The Bitter and the Sweet

Friday, 27 June 2008

June 17th--Andrea arrived more than three weeks ahead of her expected due date of July 11th; our healthy, bawling bundle of a miracle. We were both cleared to go home the next day. The delivery itself was easy (only in hindsight). I was admitted on the morning of the 16th with mild contractions, and we were told that I was already 5cm dilated--committed to labour. Instead of opting to burst the water bag right away as we had done in Brandon's case, Han and I agreed to wait it out overnight to see if active labour would start naturally. When nothing happened till the following afternoon we took Dr Wong's advice to burst the membrane.

Again, I only had entonox as pain relief. Its woozy effect is the same as having too much to drink, only you won't puke afterwards. Andrea was born after 30-40 minutes of mind-boggling pain.

We are thankful that she seems to be healthy overall, with the exception of a slightly jaundiced appearance. She could already lift her head briefly at 7 days, and her fine, spindly fingers are usually wide open instead of being clenched in a fist. She seems to be more alert in the middle of the night.

That's the Sweet.

A few days ago my parents came over to my place to tell Han and me that my mom's cancer is back... This time the cancer cells have settled on her bones. They turned up as ominous black patches on her full body x-rays. The radiologist's report said that there were three spots that were degenerative in nature--one of her shoulders, one hip and a knee. She could be wheel-chair bound permanently.

...

Time suddenly has become cruelly short.

If you know my mom, please don't mention this to her directly if she hasn't already told you herself. She tends to hide these kinds of things. I don't know why she tends to prefer to suffer in silence. But I do ask that you spare some time to say a prayer for her as she prepares to battle the thing that we thought she had already overcome before.

God works in mysterious ways. I can only hope that something tangibly good comes out of this next challenge our family faces.

I cried about it one night. I feel helpless about it all. And I'm afraid that it could happen to me too. Or Han. Or the children... Not knowing whether I would have the strength to cope with such a situation in a dignified manner that can still benefit those around me, as my tendency is to be self-centred and self-pitying. It paralyses the will to do anything at all--which probably is just as destructive, if not more, than the challenge itself.

Han said that all we can do is to live our lives well.

Could it be that simple?

6 Comments

#1Gravatar imageYen says:

Baby Andrea is Beautiful 🙂 I can’t wait to see her next month. And unbeliavable how you managed to do all that with JUST ENTONOX! You are a brave, strong woman, Mich…

I’m so sorry to hear about your mom. Not much in life is really within our control isn’t it. Always unpredictable. But we cannot live in fear for what may or may not happen.

There’s a saying that really helped me through my time working in Oncology, that could be applied to life in general really.
“To cure sometimes, to relief often, to comfort always”.

We can always give comfort. That’s what’s most important.

#2Gravatar imagevvayz says:

No wonder it’s been silent here. Congrats to the both of you on baby Andrea! Sorry to hear about your mom’s condition though…

#3Gravatar imageruach says:

Sorry to hear about your mom’s relapse. 🙁

#4Gravatar imagekOtAk says:

Sorry to hear about your mum’s condition. Hope everything’s ok. Take care 🙁

#5Gravatar imageChristine says:

First and foremost, congratulations on the arrival of baby Andrea.

I’m sorry to hear about your mom. I’ve experienced first hand the challenges cancer can throw to family members. But be strong for God is with you always.
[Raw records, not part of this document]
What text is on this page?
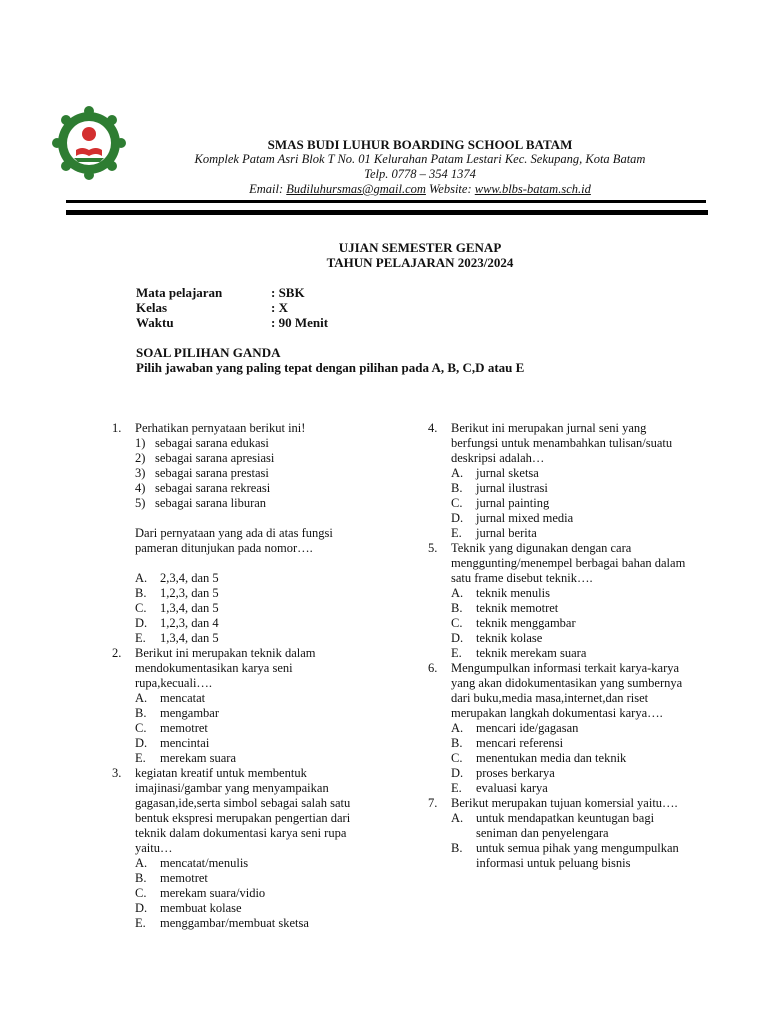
SMAS BUDI LUHUR BOARDING SCHOOL BATAM
Komplek Patam Asri Blok T No. 01 Kelurahan Patam Lestari Kec. Sekupang, Kota Batam
Telp. 0778 – 354 1374
Email: Budiluhursmas@gmail.com Website: www.blbs-batam.sch.id
UJIAN SEMESTER GENAP
TAHUN PELAJARAN 2023/2024
Mata pelajaran	: SBK
Kelas	: X
Waktu	: 90 Menit
SOAL PILIHAN GANDA
Pilih jawaban yang paling tepat dengan pilihan pada A, B, C,D atau E
1. Perhatikan pernyataan berikut ini!
1) sebagai sarana edukasi
2) sebagai sarana apresiasi
3) sebagai sarana prestasi
4) sebagai sarana rekreasi
5) sebagai sarana liburan
Dari pernyataan yang ada di atas fungsi pameran ditunjukan pada nomor….
A. 2,3,4, dan 5
B. 1,2,3, dan 5
C. 1,3,4, dan 5
D. 1,2,3, dan 4
E. 1,3,4, dan 5
2. Berikut ini merupakan teknik dalam mendokumentasikan karya seni rupa,kecuali….
A. mencatat
B. mengambar
C. memotret
D. mencintai
E. merekam suara
3. kegiatan kreatif untuk membentuk imajinasi/gambar yang menyampaikan gagasan,ide,serta simbol sebagai salah satu bentuk ekspresi merupakan pengertian dari teknik dalam dokumentasi karya seni rupa yaitu…
A. mencatat/menulis
B. memotret
C. merekam suara/vidio
D. membuat kolase
E. menggambar/membuat sketsa
4. Berikut ini merupakan jurnal seni yang berfungsi untuk menambahkan tulisan/suatu deskripsi adalah…
A. jurnal sketsa
B. jurnal ilustrasi
C. jurnal painting
D. jurnal mixed media
E. jurnal berita
5. Teknik yang digunakan dengan cara menggunting/menempel berbagai bahan dalam satu frame disebut teknik….
A. teknik menulis
B. teknik memotret
C. teknik menggambar
D. teknik kolase
E. teknik merekam suara
6. Mengumpulkan informasi terkait karya-karya yang akan didokumentasikan yang sumbernya dari buku,media masa,internet,dan riset merupakan langkah dokumentasi karya….
A. mencari ide/gagasan
B. mencari referensi
C. menentukan media dan teknik
D. proses berkarya
E. evaluasi karya
7. Berikut merupakan tujuan komersial yaitu….
A. untuk mendapatkan keuntugan bagi seniman dan penyelengara
B. untuk semua pihak yang mengumpulkan informasi untuk peluang bisnis
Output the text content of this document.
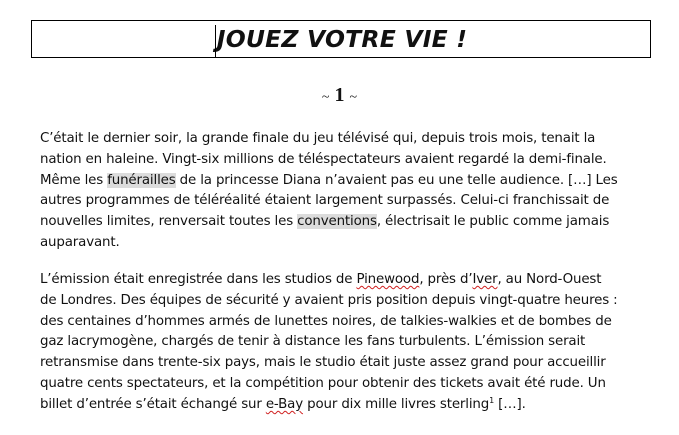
JOUEZ VOTRE VIE !
~ 1 ~
C’était le dernier soir, la grande finale du jeu télévisé qui, depuis trois mois, tenait la
nation en haleine. Vingt-six millions de téléspectateurs avaient regardé la demi-finale.
Même les funérailles de la princesse Diana n’avaient pas eu une telle audience. […] Les
autres programmes de téléréalité étaient largement surpassés. Celui-ci franchissait de
nouvelles limites, renversait toutes les conventions, électrisait le public comme jamais
auparavant.
L’émission était enregistrée dans les studios de Pinewood, près d’Iver, au Nord-Ouest
de Londres. Des équipes de sécurité y avaient pris position depuis vingt-quatre heures :
des centaines d’hommes armés de lunettes noires, de talkies-walkies et de bombes de
gaz lacrymogène, chargés de tenir à distance les fans turbulents. L’émission serait
retransmise dans trente-six pays, mais le studio était juste assez grand pour accueillir
quatre cents spectateurs, et la compétition pour obtenir des tickets avait été rude. Un
billet d’entrée s’était échangé sur e-Bay pour dix mille livres sterling$^1$ […].
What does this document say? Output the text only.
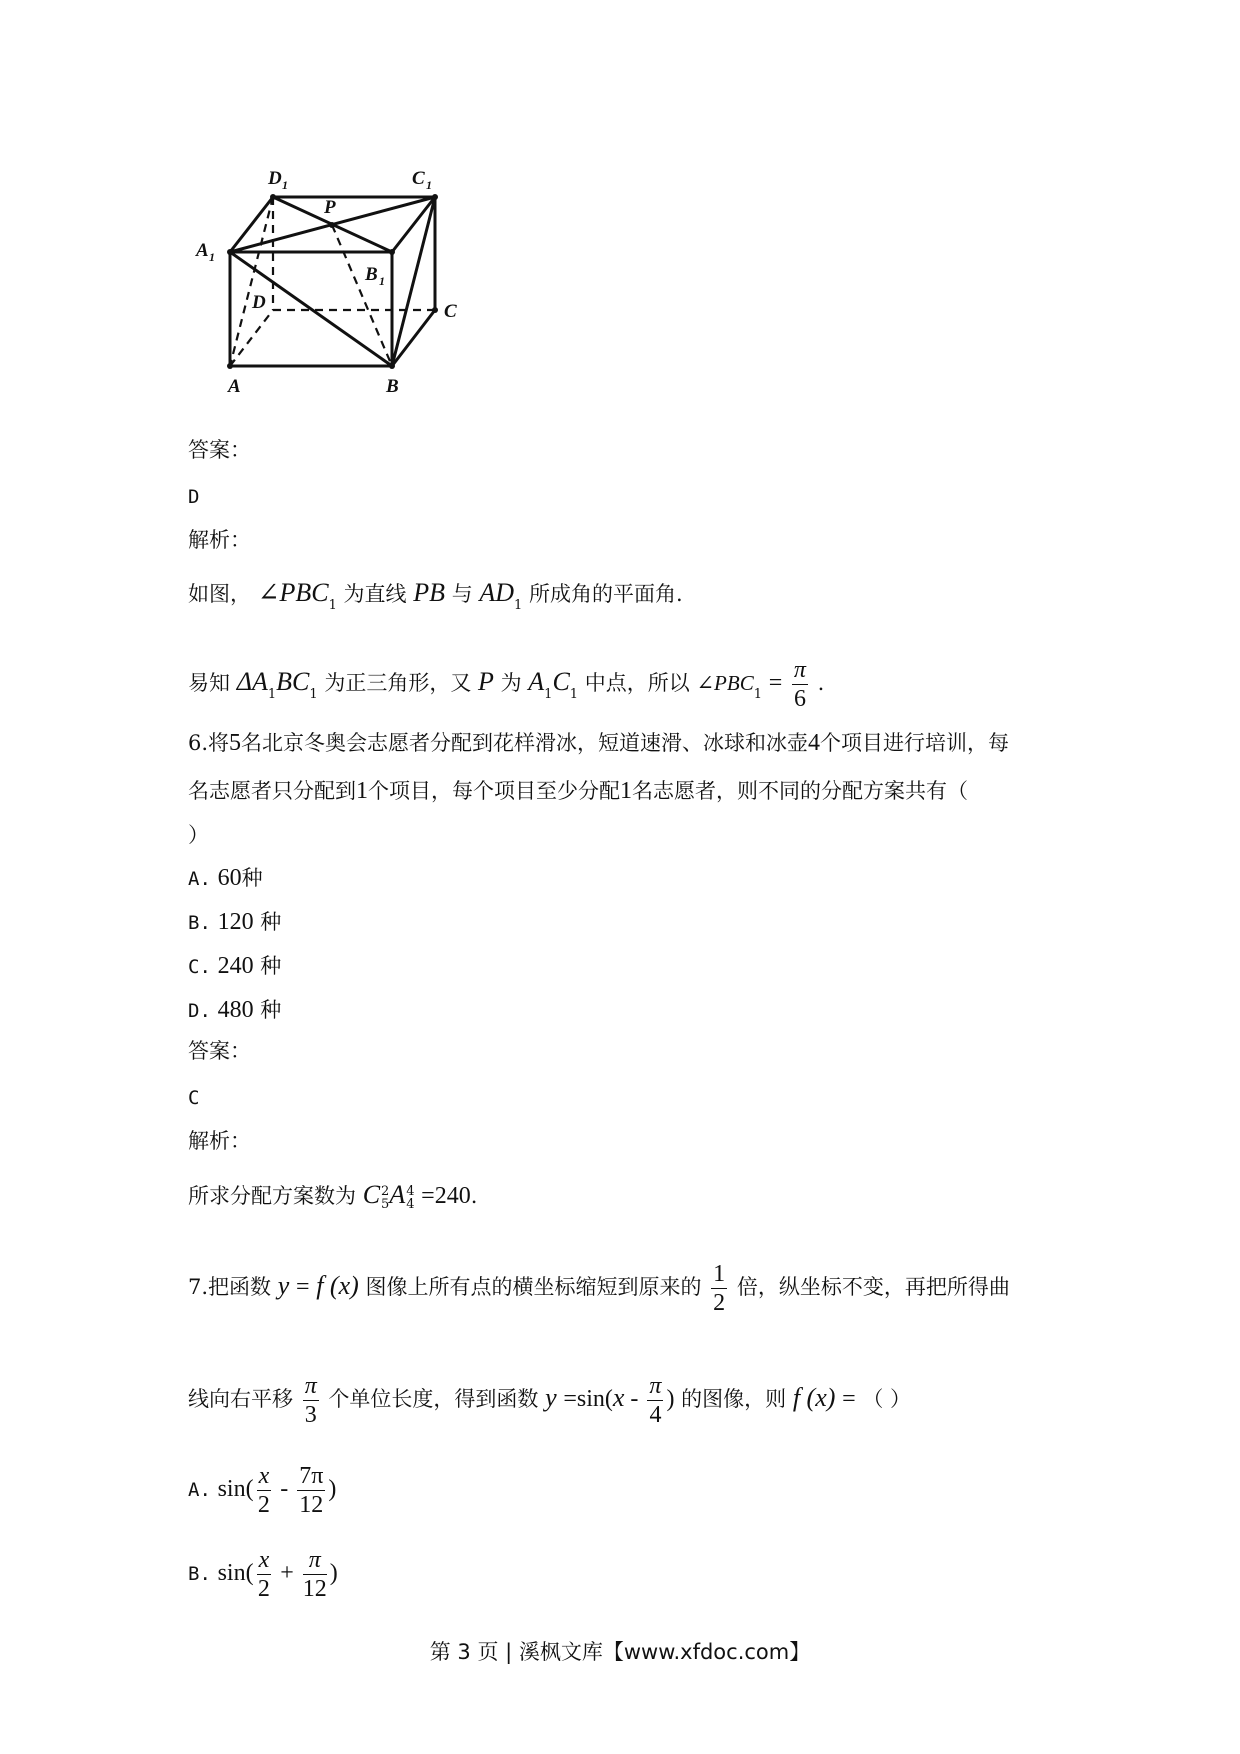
D 1	C 1
P
A 1
B 1
D	C
A	B
答案：
D
解析：
如图， $\angle PBC_1$ 为直线 PB 与 $AD_1$ 所成角的平面角.
易知 $\Delta A_1BC_1$ 为正三角形，又 P 为 $A_1C_1$ 中点，所以 $\angle PBC_1 = \frac{\pi}{6}$ .
6.将5名北京冬奥会志愿者分配到花样滑冰，短道速滑、冰球和冰壶4个项目进行培训，每
名志愿者只分配到1个项目，每个项目至少分配1名志愿者，则不同的分配方案共有（
）
A. 60种
B. 120 种
C. 240 种
D. 480 种
答案：
C
解析：
所求分配方案数为 C 2
5 A 4
4 =240.
7.把函数 y = f (x) 图像上所有点的横坐标缩短到原来的 $\frac{1}{2}$ 倍，纵坐标不变，再把所得曲
线向右平移 $\frac{\pi}{3}$ 个单位长度，得到函数 $y =\sin(x - \frac{\pi}{4}$ ) 的图像，则 f (x) = （ ）
A. $\sin( \frac{x}{2} - \frac{7\pi}{12}$ )
B. $\sin( \frac{x}{2} + \frac{\pi}{12}$ )
第 3 页 | 溪枫文库【www.xfdoc.com】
Take care and dwell in Him alone.

#6Gravatar imagesmeagroo says:

It has been awhile since i last came in here. I dont know what made me to drop in here today but I just did.

I too received a pc of bad news today. My cousin a tthe tender age of 35 has been diagnosed with nose cancer. I was numbed for awhile. We have heard of many of such cases but until and unless it happened to some one dear to you, one wouldnt normally think about it. I too share your concerns.

As for your bundle of joy, congrats!

And on behalf of my daughter (ahem) Andrea Lim to the lil Andrea, eat more vege!